EFFECTIVE SYNAPTIC CURRENT AND MOTONEURON FIRING RATE MODULATION

1. We used a modified voltage-clamp technique to measure the steady-state effective synaptic currents (IN) produced by activating four different input systems to cat hindlimb motoneurons: Ia afferent fibers, Ia-inhibitory interneurons, Renshaw interneurons, and contralateral rubrospinal neurons. In the same motoneurons, we measured the slope of the firing rate-injected current (f-I) relation in the primary range. We then reactivated these synaptic inputs during steady, repetitive firing to assess their effects on motoneuron discharge rate. 2. Our measurements of IN were derived from recordings made near the resting membrane potential, whereas the effects of the synaptic inputs on repetitive discharge were evaluated at more depolarized membrane potentials. Thus we adjusted the IN values for these changes in driving force based on estimates of the synaptic reversal potential and the mean membrane potential during repetitive discharge. 3. We found that changes in the steady-state discharge rate of a motoneuron produced by these synaptic inputs could be reasonably well predicted by the product of the estimated value of IN during repetitive firing and the slope of the motoneuron's f-l relation. Although there was a high correlation between predicted and observed changes in firing rate for our entire sample of motoneurons (r = 0.93; P < 0.001), the slope of the relation between predicted and observed firing rate modulation was significantly greater than 1. 4. The systematic difference between predicted and observed firing rate modulation observed in the overall sample was primarily due to the fact that our predictions underestimated the changes in firing rate produced by Ia excitation and Ia inhibition.
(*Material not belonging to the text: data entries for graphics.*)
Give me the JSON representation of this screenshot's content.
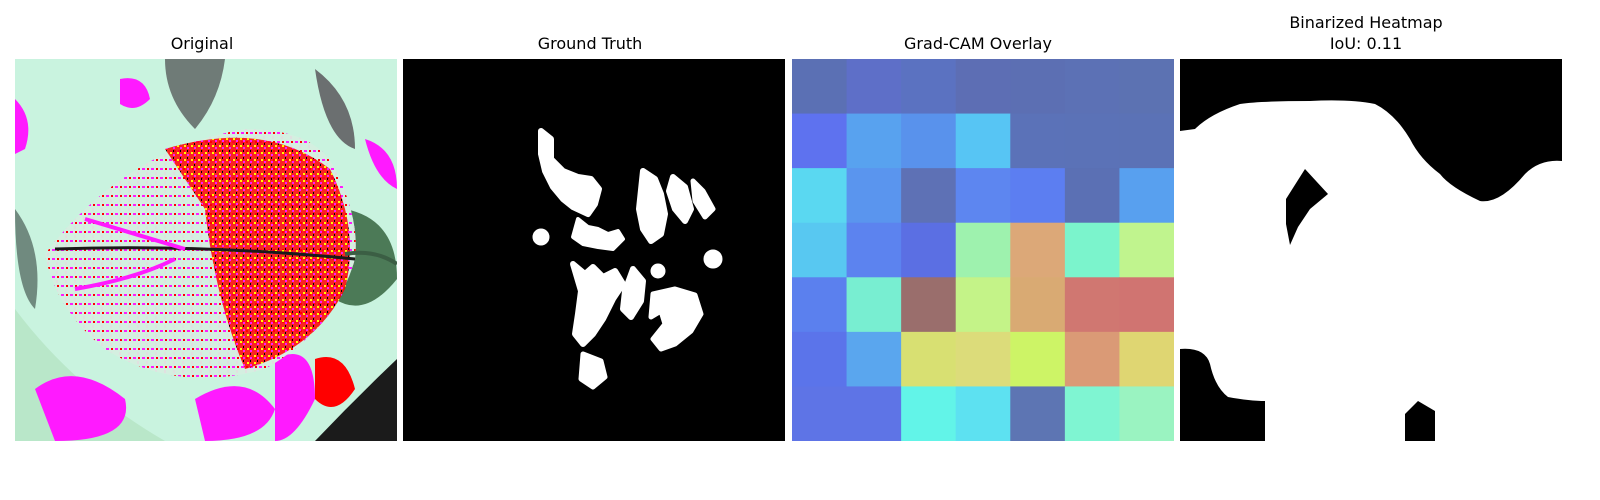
{
  "panels": [
    {
      "title": "Original"
    },
    {
      "title": "Ground Truth"
    },
    {
      "title": "Grad-CAM Overlay"
    },
    {
      "title": "Binarized Heatmap",
      "subtitle": "IoU: 0.11"
    }
  ],
  "colors": {
    "background": "#ffffff",
    "mask_fg": "#ffffff",
    "mask_bg": "#000000"
  },
  "gradcam_grid": [
    [
      "#5b70b4",
      "#5e6fc8",
      "#5b72c1",
      "#5d6eb4",
      "#5c6fb3",
      "#5c71b5",
      "#5c72b2"
    ],
    [
      "#5e72ef",
      "#58a2ef",
      "#5992ec",
      "#57c5f4",
      "#5b72b8",
      "#5b72b7",
      "#5b72b6"
    ],
    [
      "#5ad8f1",
      "#5a95ee",
      "#5e71b5",
      "#5d86f0",
      "#5c7ef1",
      "#5b70b4",
      "#58a0ef"
    ],
    [
      "#58c8f1",
      "#5c83ef",
      "#5b6fe3",
      "#9ef2ae",
      "#dca878",
      "#7bf4cc",
      "#c0f48e"
    ],
    [
      "#5b80ee",
      "#78eed1",
      "#9a6e6c",
      "#c4f388",
      "#d9aa73",
      "#d07771",
      "#d07471"
    ],
    [
      "#5b74ea",
      "#5aa6ee",
      "#d8e072",
      "#dcdc7a",
      "#cdf466",
      "#da9a76",
      "#dfd672"
    ],
    [
      "#5e74e6",
      "#5e74e6",
      "#62f4e8",
      "#5de1f1",
      "#5d75b3",
      "#7ff5d2",
      "#9af3c1"
    ]
  ]
}
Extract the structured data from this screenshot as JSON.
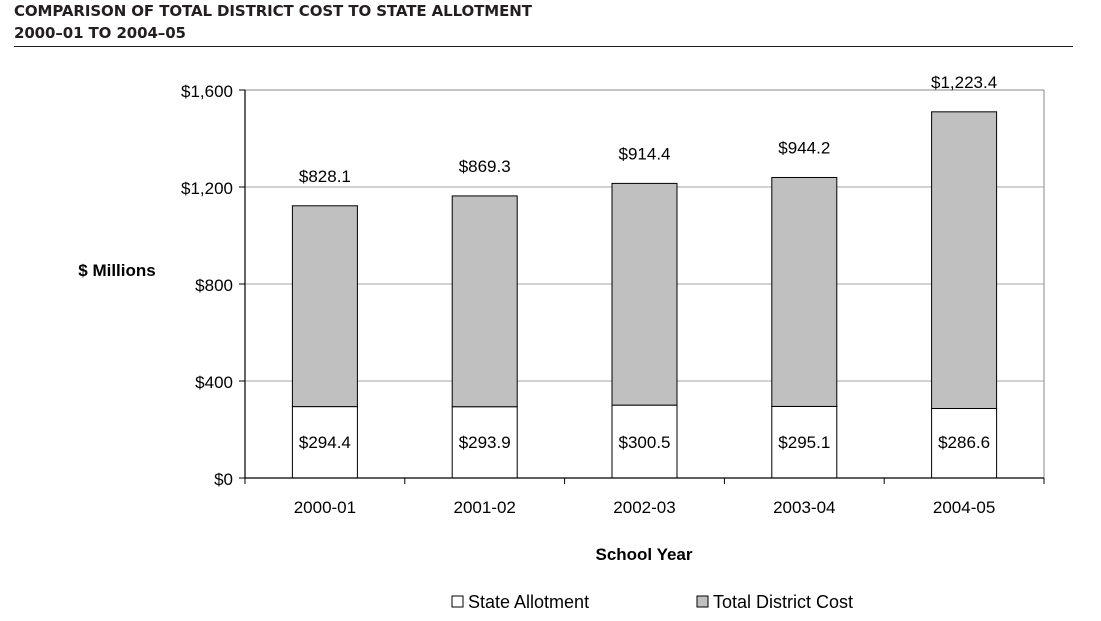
{
  "header": {
    "title": "COMPARISON OF TOTAL DISTRICT COST TO STATE ALLOTMENT",
    "subtitle": "2000–01 TO 2004–05"
  },
  "chart_data": {
    "type": "bar",
    "stacked": true,
    "categories": [
      "2000-01",
      "2001-02",
      "2002-03",
      "2003-04",
      "2004-05"
    ],
    "series": [
      {
        "name": "State Allotment",
        "values": [
          294.4,
          293.9,
          300.5,
          295.1,
          286.6
        ],
        "labels": [
          "$294.4",
          "$293.9",
          "$300.5",
          "$295.1",
          "$286.6"
        ],
        "color": "#ffffff"
      },
      {
        "name": "Total District Cost",
        "values": [
          828.1,
          869.3,
          914.4,
          944.2,
          1223.4
        ],
        "labels": [
          "$828.1",
          "$869.3",
          "$914.4",
          "$944.2",
          "$1,223.4"
        ],
        "color": "#c0c0c0"
      }
    ],
    "xlabel": "School Year",
    "ylabel": "$ Millions",
    "ylim": [
      0,
      1600
    ],
    "yticks": [
      0,
      400,
      800,
      1200,
      1600
    ],
    "ytick_labels": [
      "$0",
      "$400",
      "$800",
      "$1,200",
      "$1,600"
    ],
    "grid": true,
    "legend": [
      "State Allotment",
      "Total District Cost"
    ],
    "legend_position": "bottom"
  }
}
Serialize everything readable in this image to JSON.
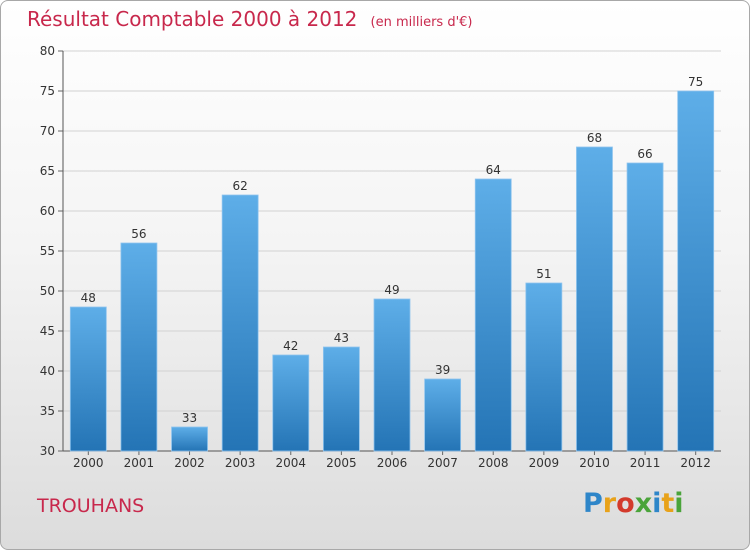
{
  "chart_data": {
    "type": "bar",
    "title": "Résultat Comptable 2000 à 2012",
    "subtitle": "(en milliers d'€)",
    "categories": [
      "2000",
      "2001",
      "2002",
      "2003",
      "2004",
      "2005",
      "2006",
      "2007",
      "2008",
      "2009",
      "2010",
      "2011",
      "2012"
    ],
    "values": [
      48,
      56,
      33,
      62,
      42,
      43,
      49,
      39,
      64,
      51,
      68,
      66,
      75
    ],
    "ylim": [
      30,
      80
    ],
    "yticks": [
      30,
      35,
      40,
      45,
      50,
      55,
      60,
      65,
      70,
      75,
      80
    ],
    "grid": true,
    "bar_color": "#3d8fd0"
  },
  "place_name": "TROUHANS",
  "logo": {
    "letters": [
      {
        "ch": "P",
        "color": "#2e86c9"
      },
      {
        "ch": "r",
        "color": "#e8a21a"
      },
      {
        "ch": "o",
        "color": "#d33a2c"
      },
      {
        "ch": "x",
        "color": "#4aa43a"
      },
      {
        "ch": "i",
        "color": "#2e86c9"
      },
      {
        "ch": "t",
        "color": "#e8a21a"
      },
      {
        "ch": "i",
        "color": "#4aa43a"
      }
    ]
  }
}
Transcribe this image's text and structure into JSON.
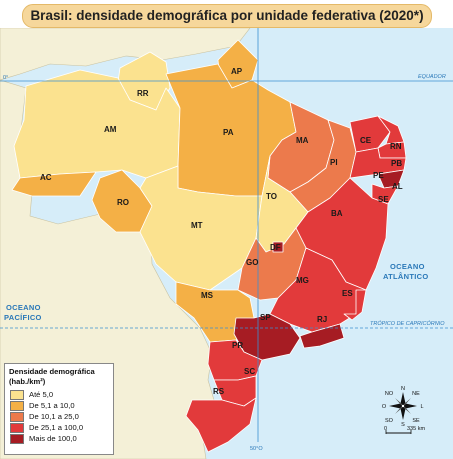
{
  "title": "Brasil: densidade demográfica por unidade federativa (2020*)",
  "colors": {
    "ocean": "#d6edf9",
    "neighbor": "#f4f0d7",
    "c1": "#fbe28f",
    "c2": "#f4b046",
    "c3": "#ec7a4c",
    "c4": "#e23a3b",
    "c5": "#a61c23",
    "line": "#3b8fd1"
  },
  "states": {
    "RR": "RR",
    "AP": "AP",
    "AM": "AM",
    "PA": "PA",
    "MA": "MA",
    "CE": "CE",
    "RN": "RN",
    "PB": "PB",
    "PE": "PE",
    "AL": "AL",
    "SE": "SE",
    "PI": "PI",
    "AC": "AC",
    "RO": "RO",
    "TO": "TO",
    "BA": "BA",
    "MT": "MT",
    "DF": "DF",
    "GO": "GO",
    "MG": "MG",
    "ES": "ES",
    "MS": "MS",
    "SP": "SP",
    "RJ": "RJ",
    "PR": "PR",
    "SC": "SC",
    "RS": "RS"
  },
  "density_class": {
    "RR": 1,
    "AP": 2,
    "AM": 1,
    "PA": 2,
    "MA": 3,
    "CE": 4,
    "RN": 4,
    "PB": 4,
    "PE": 4,
    "AL": 5,
    "SE": 4,
    "PI": 3,
    "AC": 2,
    "RO": 2,
    "TO": 1,
    "BA": 4,
    "MT": 1,
    "DF": 5,
    "GO": 3,
    "MG": 4,
    "ES": 4,
    "MS": 2,
    "SP": 5,
    "RJ": 5,
    "PR": 4,
    "SC": 4,
    "RS": 4
  },
  "oceans": {
    "atlantic_line1": "OCEANO",
    "atlantic_line2": "ATLÂNTICO",
    "pacific_line1": "OCEANO",
    "pacific_line2": "PACÍFICO"
  },
  "reference_lines": {
    "equator": "EQUADOR",
    "tropic": "TRÓPICO DE CAPRICÓRNIO",
    "meridian_0": "0°",
    "meridian_50": "50°O"
  },
  "legend": {
    "title": "Densidade demográfica",
    "unit": "(hab./km²)",
    "items": [
      {
        "label": "Até 5,0",
        "color_key": "c1"
      },
      {
        "label": "De 5,1 a 10,0",
        "color_key": "c2"
      },
      {
        "label": "De 10,1 a 25,0",
        "color_key": "c3"
      },
      {
        "label": "De 25,1 a 100,0",
        "color_key": "c4"
      },
      {
        "label": "Mais de 100,0",
        "color_key": "c5"
      }
    ]
  },
  "compass": {
    "N": "N",
    "NE": "NE",
    "L": "L",
    "SE": "SE",
    "S": "S",
    "SO": "SO",
    "O": "O",
    "NO": "NO"
  },
  "scale": {
    "zero": "0",
    "value": "335 km"
  }
}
The slope of the relation between observed and predicted firing rate modulation in response to the rubrospinal and recurrent inhibitory synaptic inputs did not differ significantly from 1. 5. The potential sources of error associated with our predictions of firing rate modulation are discussed and evaluated. The greater than predicted efficacy of Ia excitation may result from the significant transient component present in the excitatory synaptic current. The greater than predicted decrease in firing rate produced by Ia inhibitory synaptic input may indicate that the effects of injected and synaptic currents on motoneuron discharge rate are not always equivalent.